It's hard to get children (and adults) to organize things, but it's no small challenge to let AI organize things like people. Some of the core skills of visual movement are the key to success: approach an object, grab and lift it, then open a box and put it in the box. To complete more complex actions, you must apply these skills in the correct order.
Controlling tasks, such as tidying up a table or stacking objects, requires the agent to decide how, when, and where to coordinate the six joints of the robotic arm and finger to move and achieve the goal. At a certain moment, there are many combinations of possible actions, and if you want to combine them in order, it creates serious problems - which makes reinforcement learning an interesting field.
Similar reward shaping, apprenticeship learning, or learning from presentations can help solve the above problems. However, these methods require a good understanding of the task - learning complex control tasks with little prior knowledge remains an unsolved challenge.
Yesterday, DeepMind proposed a new learning model called Planned Auxiliary Control (SAC-X) to solve the above problems. The working principle of SAC-X is that in order to master complex tasks from scratch, the agent must first learn to explore a series of basic skills and master them. Just as babies must learn to balance before learning to crawl and walk, let agents learn simple skills to enhance internal coordination and help them understand and perform complex tasks.
The researchers experimented with the SAC-X method in some simulated environments and real robots, including stacking different target objects and tidying up the table (where moving objects are needed). The general principle of the auxiliary tasks they refer to is to encourage the agent to explore its sensing space. For example, activating a finger's tactile sensor, sensing the magnitude of the force at the wrist, maximizing the joint angle of the body sensor, or forcing the object to move within its visual camera sensor. If you reach the goal, each task will receive a simple reward, otherwise there will be no reward.
The simulation agent finally mastered the complex task of "stacking"
The agent can finally decide its own "purpose", that is, what to accomplish next, which may be an auxiliary task or an externally determined target task. Importantly, by extensive use of off-policy learning, agents can detect and learn from reward signals. For example, when picking up or moving a target object, the agent may inadvertently complete the stacking action, which will cause the reward to observe this action. Planning a goal is important because a series of simple tasks can lead to rare external rewards. It can create personalized learning courses based on the relevant knowledge collected. This has proven to be an effective way to develop knowledge in such a broad field, and this method is more useful when only a small number of external reward signals are available. Our agent determines the next target through the scheduling module. The scheduler is improved by the meta-learning algorithm during the training process. The algorithm tries to maximize the progress of the main task and significantly improve the data efficiency.

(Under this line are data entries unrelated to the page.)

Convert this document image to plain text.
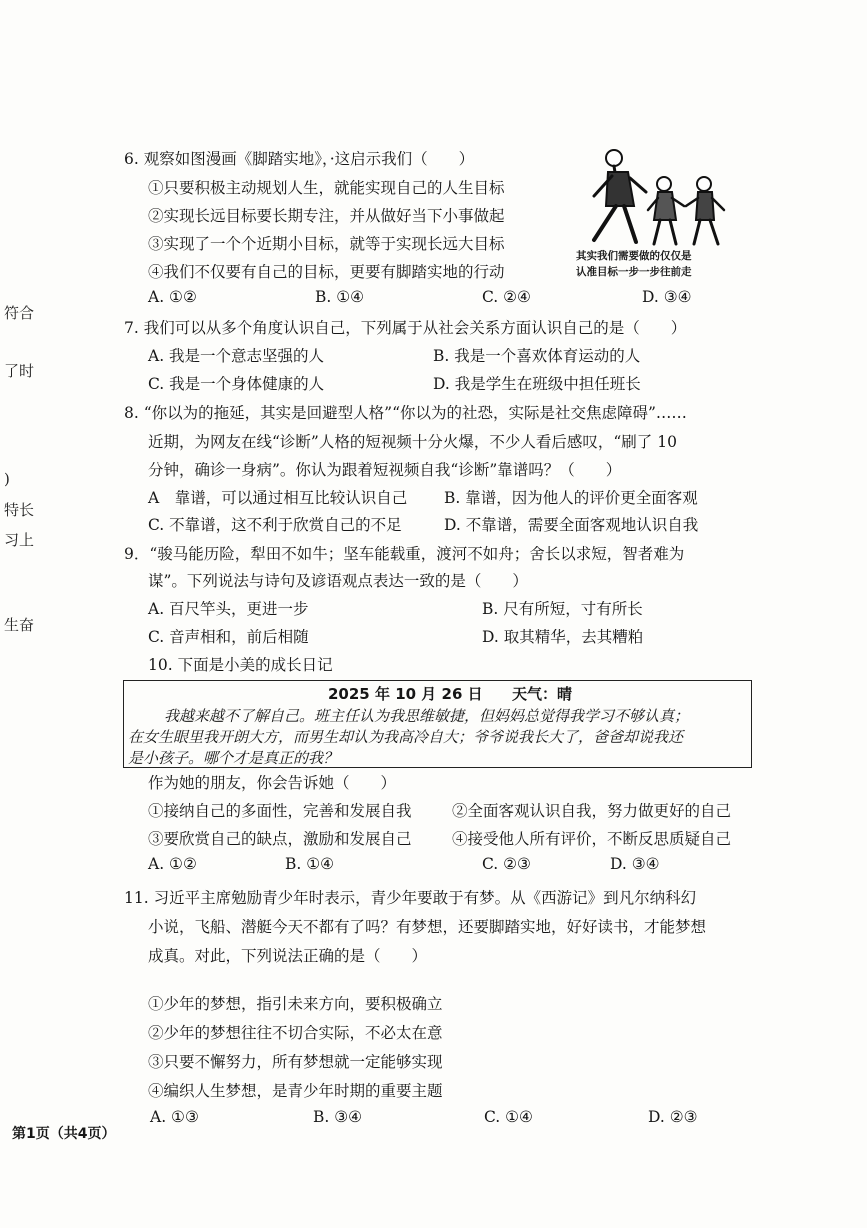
符合
了时
)
特长
习上
生奋
6. 观察如图漫画《脚踏实地》，·这启示我们（　　）
①只要积极主动规划人生，就能实现自己的人生目标
②实现长远目标要长期专注，并从做好当下小事做起
③实现了一个个近期小目标，就等于实现长远大目标
④我们不仅要有自己的目标，更要有脚踏实地的行动
A. ①②	B. ①④	C. ②④	D. ③④
其实我们需要做的仅仅是
认准目标一步一步往前走
7. 我们可以从多个角度认识自己，下列属于从社会关系方面认识自己的是（　　）
A. 我是一个意志坚强的人	B. 我是一个喜欢体育运动的人
C. 我是一个身体健康的人	D. 我是学生在班级中担任班长
8. “你以为的拖延，其实是回避型人格”“你以为的社恐，实际是社交焦虑障碍”……
近期，为网友在线“诊断”人格的短视频十分火爆，不少人看后感叹，“刷了 10
分钟，确诊一身病”。你认为跟着短视频自我“诊断”靠谱吗？（　　）
A　靠谱，可以通过相互比较认识自己 B. 靠谱，因为他人的评价更全面客观
C. 不靠谱，这不利于欣赏自己的不足	D. 不靠谱，需要全面客观地认识自我
9．“骏马能历险，犁田不如牛；坚车能载重，渡河不如舟；舍长以求短，智者难为
谋”。下列说法与诗句及谚语观点表达一致的是（　　）
A. 百尺竿头，更进一步	B. 尺有所短，寸有所长
C. 音声相和，前后相随	D. 取其精华，去其糟粕
10. 下面是小美的成长日记
2025 年 10 月 26 日 天气：晴
我越来越不了解自己。班主任认为我思维敏捷，但妈妈总觉得我学习不够认真；
在女生眼里我开朗大方，而男生却认为我高冷自大；爷爷说我长大了，爸爸却说我还
是小孩子。哪个才是真正的我？
作为她的朋友，你会告诉她（　　）
①接纳自己的多面性，完善和发展自我	②全面客观认识自我，努力做更好的自己
③要欣赏自己的缺点，激励和发展自己	④接受他人所有评价，不断反思质疑自己
A. ①②	B. ①④	C. ②③	D. ③④
11. 习近平主席勉励青少年时表示，青少年要敢于有梦。从《西游记》到凡尔纳科幻
小说，飞船、潜艇今天不都有了吗？有梦想，还要脚踏实地，好好读书，才能梦想
成真。对此，下列说法正确的是（　　）
①少年的梦想，指引未来方向，要积极确立
②少年的梦想往往不切合实际，不必太在意
③只要不懈努力，所有梦想就一定能够实现
④编织人生梦想，是青少年时期的重要主题
A. ①③	B. ③④	C. ①④	D. ②③
第1页（共4页）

After exploring some internal auxiliary tasks, the agent learned how to stack and clean up items.
The evaluation of SAC-X indicates that SAC-X can solve problems from scratch using the same underlying auxiliary tasks. The exciting thing is that in the lab, the SAC-X can learn to pick and place tasks from zero on a real robotic arm. This has been difficult in the past because learning on a real robotic arm requires data efficiency. So people usually train a simulation agent and then transfer it to the real robot arm.

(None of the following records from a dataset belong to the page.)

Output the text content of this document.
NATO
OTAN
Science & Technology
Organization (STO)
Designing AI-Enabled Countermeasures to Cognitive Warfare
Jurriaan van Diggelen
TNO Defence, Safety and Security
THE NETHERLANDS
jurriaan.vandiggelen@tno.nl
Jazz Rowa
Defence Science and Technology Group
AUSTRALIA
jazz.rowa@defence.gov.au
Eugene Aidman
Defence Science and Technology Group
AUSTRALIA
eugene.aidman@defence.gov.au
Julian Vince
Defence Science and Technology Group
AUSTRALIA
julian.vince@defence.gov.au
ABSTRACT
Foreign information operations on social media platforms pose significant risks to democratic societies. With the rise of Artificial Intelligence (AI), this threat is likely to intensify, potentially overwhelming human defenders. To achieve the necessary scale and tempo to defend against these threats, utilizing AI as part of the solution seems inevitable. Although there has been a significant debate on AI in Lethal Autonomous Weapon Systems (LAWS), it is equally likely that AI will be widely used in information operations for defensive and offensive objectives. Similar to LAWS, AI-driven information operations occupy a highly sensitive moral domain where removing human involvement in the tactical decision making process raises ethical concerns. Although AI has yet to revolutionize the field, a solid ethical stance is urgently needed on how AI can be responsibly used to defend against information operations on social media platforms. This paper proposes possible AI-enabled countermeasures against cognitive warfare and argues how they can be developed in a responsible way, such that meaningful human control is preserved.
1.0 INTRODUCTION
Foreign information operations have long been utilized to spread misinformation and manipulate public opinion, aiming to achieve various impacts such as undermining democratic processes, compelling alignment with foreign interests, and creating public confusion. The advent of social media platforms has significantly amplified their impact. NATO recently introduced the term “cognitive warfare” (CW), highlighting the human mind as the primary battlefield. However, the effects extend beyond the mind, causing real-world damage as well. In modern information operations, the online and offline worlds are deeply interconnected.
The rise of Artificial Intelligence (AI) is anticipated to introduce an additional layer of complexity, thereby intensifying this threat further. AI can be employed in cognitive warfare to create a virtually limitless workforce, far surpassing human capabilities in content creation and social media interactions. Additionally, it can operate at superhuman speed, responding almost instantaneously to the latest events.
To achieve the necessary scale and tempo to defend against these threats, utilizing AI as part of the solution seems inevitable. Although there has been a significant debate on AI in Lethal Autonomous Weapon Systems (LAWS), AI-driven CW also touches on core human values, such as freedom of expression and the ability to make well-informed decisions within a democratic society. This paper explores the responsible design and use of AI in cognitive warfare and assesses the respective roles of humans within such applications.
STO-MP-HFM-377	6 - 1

Researchers at DeepMind believe that the birth of SAC-X is an important step in learning tasks from zero (just to determine the ultimate goal of the mission). SAC-X allows you to set up any auxiliary task: it can be a general task (such as activating a sensor), or it can be any task a researcher needs. In other words, in this respect, SAC-X is a general-purpose reinforcement learning method that can be widely applied to general sparse reinforcement learning environments in addition to control tasks and robot tasks.